En eso radica su valor (en ambos sentidos de la palabra); en eso radican, también, sus errores. En el acto segundo —esta versión, dicho sea de paso, no tiene descansos ni interrupciones: en eso al menos es como la que escribió Shakespeare—, la conspiración entre Claudio y Polonio salta directamente al encuentro de Hamlet y Ofelia: Bieito ha desplazado notablemente el “Ser o no ser”, que sirve de bisagra entre las dos escenas. Ya se conoce el refrán: dime dónde pones el monólogo y te diré quién eres. Pues bien, Bieito lo pone un acto después, con Hamlet apoltronado cómodamente junto al cadáver del metiche Polonio. ¿Qué razones puede haber para semejante desplazamiento? Una de ellas, por lo pronto, es que Bieito es Bieito; es decir, que el director tiene obsesiones, ese bien tan escaso hoy en día, y es capaz de llegar a extremos poco frecuentes para meterlas en el texto (la figura de un calzador me viene a la cabeza). La obsesión, en este caso, es la violencia, y tanto mejor si es sexual.
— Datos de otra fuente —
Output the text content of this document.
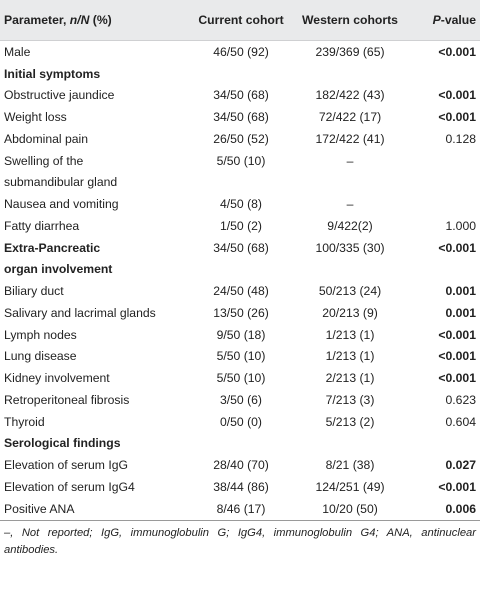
Parameter, n/N (%)	Current cohort	Western cohorts	P-value
Male	46/50 (92)	239/369 (65)	<0.001
Initial symptoms			
Obstructive jaundice	34/50 (68)	182/422 (43)	<0.001
Weight loss	34/50 (68)	72/422 (17)	<0.001
Abdominal pain	26/50 (52)	172/422 (41)	0.128
Swelling of the	5/50 (10)	–	
submandibular gland			
Nausea and vomiting	4/50 (8)	–	
Fatty diarrhea	1/50 (2)	9/422(2)	1.000
Extra-Pancreatic	34/50 (68)	100/335 (30)	<0.001
organ involvement			
Biliary duct	24/50 (48)	50/213 (24)	0.001
Salivary and lacrimal glands	13/50 (26)	20/213 (9)	0.001
Lymph nodes	9/50 (18)	1/213 (1)	<0.001
Lung disease	5/50 (10)	1/213 (1)	<0.001
Kidney involvement	5/50 (10)	2/213 (1)	<0.001
Retroperitoneal fibrosis	3/50 (6)	7/213 (3)	0.623
Thyroid	0/50 (0)	5/213 (2)	0.604
Serological findings			
Elevation of serum IgG	28/40 (70)	8/21 (38)	0.027
Elevation of serum IgG4	38/44 (86)	124/251 (49)	<0.001
Positive ANA	8/46 (17)	10/20 (50)	0.006
–, Not reported; IgG, immunoglobulin G; IgG4, immunoglobulin G4; ANA, antinuclear antibodies.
Hamlet ha terminado el azote verbal que más tarde, con la colaboración de otras circunstancias, sacará de quicio a Ofelia; pero al Hamlet de Bieito no le parece aquello suficiente, y enseguida se pone en la tarea de violarla. Mientras tanto se escucha un eco tras bambalinas: es el director violando el texto.
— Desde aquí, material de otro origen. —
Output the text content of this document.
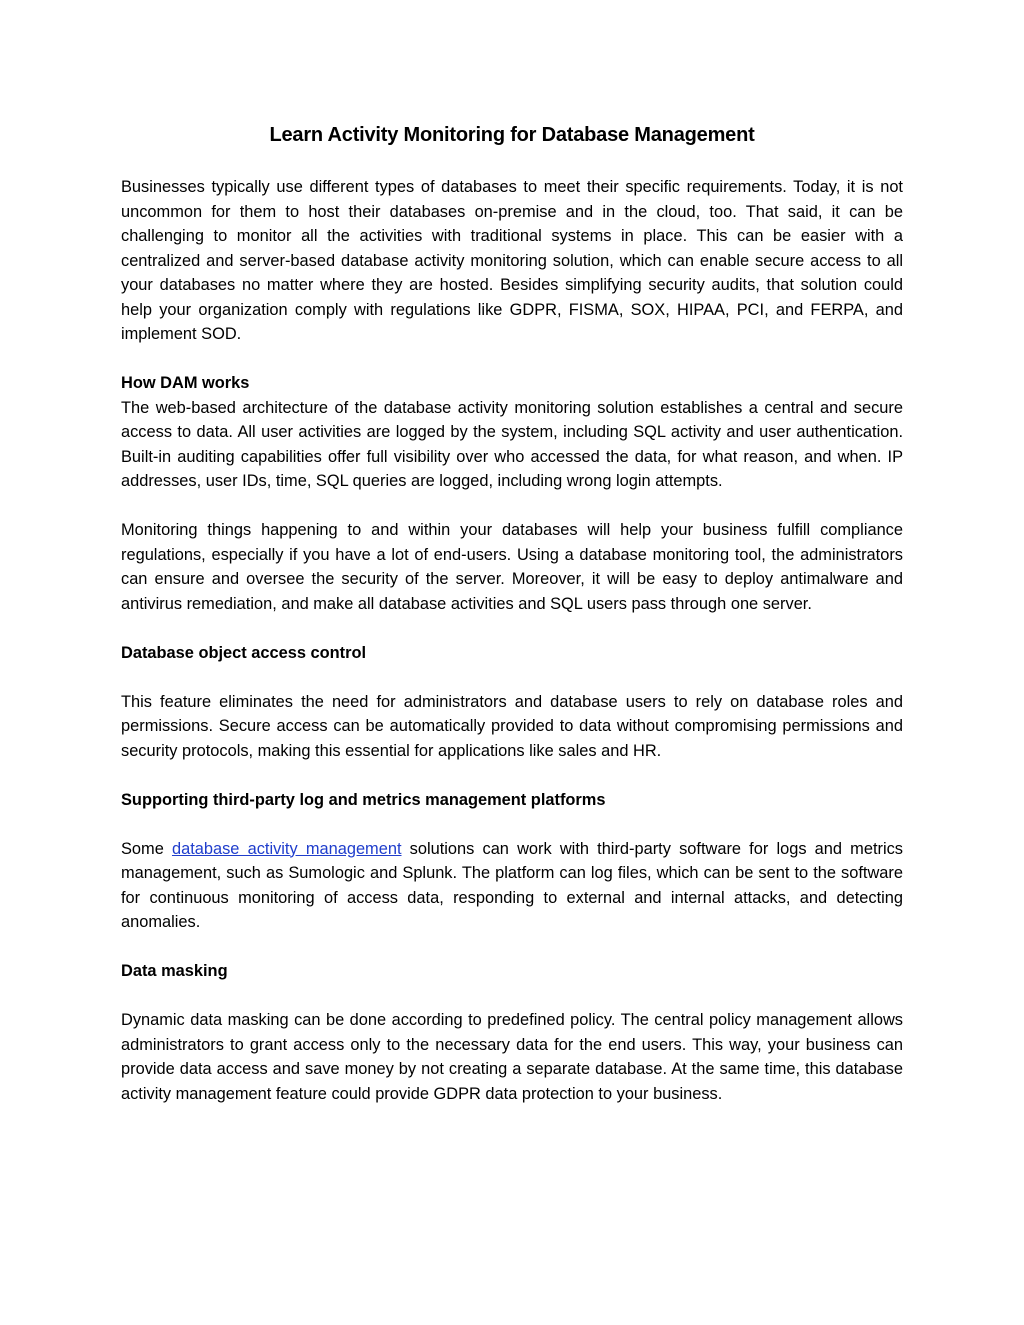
Learn Activity Monitoring for Database Management

Businesses typically use different types of databases to meet their specific requirements. Today, it is not uncommon for them to host their databases on-premise and in the cloud, too. That said, it can be challenging to monitor all the activities with traditional systems in place. This can be easier with a centralized and server-based database activity monitoring solution, which can enable secure access to all your databases no matter where they are hosted. Besides simplifying security audits, that solution could help your organization comply with regulations like GDPR, FISMA, SOX, HIPAA, PCI, and FERPA, and implement SOD.

How DAM works

The web-based architecture of the database activity monitoring solution establishes a central and secure access to data. All user activities are logged by the system, including SQL activity and user authentication. Built-in auditing capabilities offer full visibility over who accessed the data, for what reason, and when. IP addresses, user IDs, time, SQL queries are logged, including wrong login attempts.

Monitoring things happening to and within your databases will help your business fulfill compliance regulations, especially if you have a lot of end-users. Using a database monitoring tool, the administrators can ensure and oversee the security of the server. Moreover, it will be easy to deploy antimalware and antivirus remediation, and make all database activities and SQL users pass through one server.

Database object access control

This feature eliminates the need for administrators and database users to rely on database roles and permissions. Secure access can be automatically provided to data without compromising permissions and security protocols, making this essential for applications like sales and HR.

Supporting third-party log and metrics management platforms

Some database activity management solutions can work with third-party software for logs and metrics management, such as Sumologic and Splunk. The platform can log files, which can be sent to the software for continuous monitoring of access data, responding to external and internal attacks, and detecting anomalies.

Data masking

Dynamic data masking can be done according to predefined policy. The central policy management allows administrators to grant access only to the necessary data for the end users. This way, your business can provide data access and save money by not creating a separate database. At the same time, this database activity management feature could provide GDPR data protection to your business.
     “Parece incapaz de cualquier acción deliberada, y sólo llega a extremos cuando no tiene tiempo de reflexionar.” Lo dice Hazlitt, y lo confirma cada línea escrita por Shakespeare para la voz del príncipe. Hamlet no es Hamlet si no es a través de la duda y la inacción; Hamlet deja de serlo cuando decide y actúa tan brusca, tan salvajemente, como el violador de Bieito; Hamlet, hombre de palabras, palabras, palabras, sólo es capaz de agresiones habladas. Pero una cosa es cierta: tras la violación de Ofelia, comprendemos mejor por qué Bieito nos ha escamoteado el monólogo: el “Ser o no ser” es una especie de himno de la indecisión, de gran tratado sobre la pasividad, y mal podría Hamlet pronunciarlo y pasar, sin solución de continuidad, a abrirse campo con —y abrirle las piernas a— la pobre doncella. Y la cosa no termina ahí, porque luego está el isabelino asunto de la virginidad. Tan pronto como Ofelia la pierde, pierden sentido varios de los textos pronunciados después. Pierden sentido las canciones eróticas de Ofelia enloquecida, esos versos obscenos que tanto molestaban a la frígida del Wilhelm Meister y que aluden, con impaciencia de adolescente en calor, al deseo insatisfecho. Y pierde sentido el hecho de que Hamlet llame Jephthah a Polonio: una balada popular de la época —me parece que es Harold Jenkins quien trae el dato— contaba la historia de ese viejo, cuya hija se pasó la vida lamentándose por su virginidad y luego, en vista de su inutilidad como mujer (pues nunca se reprodujo), acabó sacrificada por su propio padre. Thou hadst not come to my bed: sí, la tragedia de Ofelia es precisamente que Hamlet no llegó (con perdón) a desflorarla. Bieito, por pura solidaridad, ha preferido darle ese gusto, y ni siquiera así ha podido evitar que la pobre se suicide. Mejor para nosotros: la muerte de Ofelia es, en su versión, un inmenso momento de teatro, uno de los muchos que nos regala la intuición virtuosa y descarada del director. Bieito prescinde del agua y sus posibles metáforas, y la pone a ahogarse enredada entre cintas de casete. La claustrofobia del espectador —y su terror, y su lástima: y su felicidad— son infinitas.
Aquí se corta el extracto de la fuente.